First, I must eat a piece of Lucy's Mother's Day coffee cake.  She made it late at night on Mother's Day itself so I was able to partake this morning.  Delicious!  As I chewed and felt grateful for her efforts, I realized she had a method to her madness.  Unless I suddenly become a complete glutton (and let's not rule that out), most of the coffee cake will be left behind for certain other people to consume.  Hmmmm.  I may have to bring some with me to Ithaca.

Because it is Ithaca where I will be headed in a few short hours' time.  What lies ahead?  I don't know!

Wednesday, May 06, 2015

Preparing/Not Preparing

In less than a week I will head up to Ithaca to begin my month-long artist residency.  I have been trying to get the household ready for my absence and to make decisions about what to bring with me.  I spent most of Saturday in my studio and ended up feeling like I should take everything because, hey, you never know.  That bag of shoes that Finn wore when he was two?  I needs it!  That card of moose antler buttons?  What if it turns out that I start making something and moose antler buttons are missing link?  Gotta have 'em!  Paper scraps circa 1998?  Bring'em!  And on and on like that.  Finally I decided that I would come to my studio on Monday morning on my way of out of town and just pack the car until I get tired of going up and down the stairs or I run out of space in the car, whichever comes first.

That's the kind of sharp decision making that I am famous for.

I have deliberately tried not to think too much about the residency in terms of what, exactly, I will work on.  I have several ideas floating around but I have actively pushed them away when they have threatened to come to the surface.  I don't want to limit myself.  Of course this strategy has had the side effect of making me worry (slightly) that maybe I won't be able to make anything.  Maybe I will lose my inspiration.  Maybe I have forgotten how to make art.  Maybe I suck at art.  Maybe I was never an artist the whole time.  And on and on like that.

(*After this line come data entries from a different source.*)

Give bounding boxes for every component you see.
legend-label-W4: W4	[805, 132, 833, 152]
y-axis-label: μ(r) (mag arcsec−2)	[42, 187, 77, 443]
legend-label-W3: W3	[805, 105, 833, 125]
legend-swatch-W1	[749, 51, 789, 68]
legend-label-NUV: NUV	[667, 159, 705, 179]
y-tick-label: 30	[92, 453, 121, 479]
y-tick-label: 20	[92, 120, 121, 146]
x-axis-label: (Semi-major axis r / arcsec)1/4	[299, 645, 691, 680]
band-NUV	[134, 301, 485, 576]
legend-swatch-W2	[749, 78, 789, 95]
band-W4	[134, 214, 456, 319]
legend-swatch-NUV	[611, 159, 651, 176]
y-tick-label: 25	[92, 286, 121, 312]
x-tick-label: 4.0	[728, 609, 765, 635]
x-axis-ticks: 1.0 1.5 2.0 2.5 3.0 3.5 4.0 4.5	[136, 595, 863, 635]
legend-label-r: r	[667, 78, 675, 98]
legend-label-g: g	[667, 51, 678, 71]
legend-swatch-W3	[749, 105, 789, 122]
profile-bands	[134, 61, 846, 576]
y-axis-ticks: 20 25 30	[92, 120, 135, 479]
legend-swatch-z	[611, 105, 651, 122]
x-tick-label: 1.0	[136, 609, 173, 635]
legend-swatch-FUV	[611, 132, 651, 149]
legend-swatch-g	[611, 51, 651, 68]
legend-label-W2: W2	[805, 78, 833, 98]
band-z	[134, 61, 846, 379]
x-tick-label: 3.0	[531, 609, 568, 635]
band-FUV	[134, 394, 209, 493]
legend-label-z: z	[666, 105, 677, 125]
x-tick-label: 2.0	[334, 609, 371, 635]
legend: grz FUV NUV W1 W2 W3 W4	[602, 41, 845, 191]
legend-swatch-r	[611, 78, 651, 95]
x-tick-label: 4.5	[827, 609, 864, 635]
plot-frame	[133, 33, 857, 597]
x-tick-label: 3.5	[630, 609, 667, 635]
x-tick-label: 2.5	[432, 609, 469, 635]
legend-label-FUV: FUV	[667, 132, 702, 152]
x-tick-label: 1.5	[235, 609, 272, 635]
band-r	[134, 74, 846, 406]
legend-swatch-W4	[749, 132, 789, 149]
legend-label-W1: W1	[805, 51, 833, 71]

You would think that, after 30+ years, that line of thinking would get tiresome but I see that there is still some traction left in them old thoughts.  Fortunately they didn't get very far this time because, as I sat in my studio staring at several decades worth of materials, my hands started to make things.  Things like I have never seen before.  Ideas and materials started to come together and even if I wanted to stop my hands, I couldn't have.  I had to force myself to stop, however, because it isn't quite time yet to get started.

Soon.  Soon.


Saturday, May 02, 2015

Liberation Prison Yoga

A couple of weeks ago, I stumbled across a link to an indiegogo campaign for a program that supports yoga classes at Riker's Island prison in New York City - the Liberation Prison Yoga project.  For awhile now, I had been thinking about how I might be able to reach populations that need yoga and its benefits as much as or more than the usual group of self selecting people who wander into a yoga studio.  And here it is!



Not only did I give some money towards the fundraiser, which will double the size of the program, I also signed up to be a teacher!  The complicated bureaucracy of the prison system means that it will likely be fall before I begin teaching, but it is in the works.

The program's founder and director, Anneke Lucas, made her initial goal but she just added an additional $5000 to expand the program to be even bigger and better.  The deadline is tomorrow!  I hope you will consider supporting this beautiful program that brings the healing powers of yoga to those who need it most.  And we all benefit from that!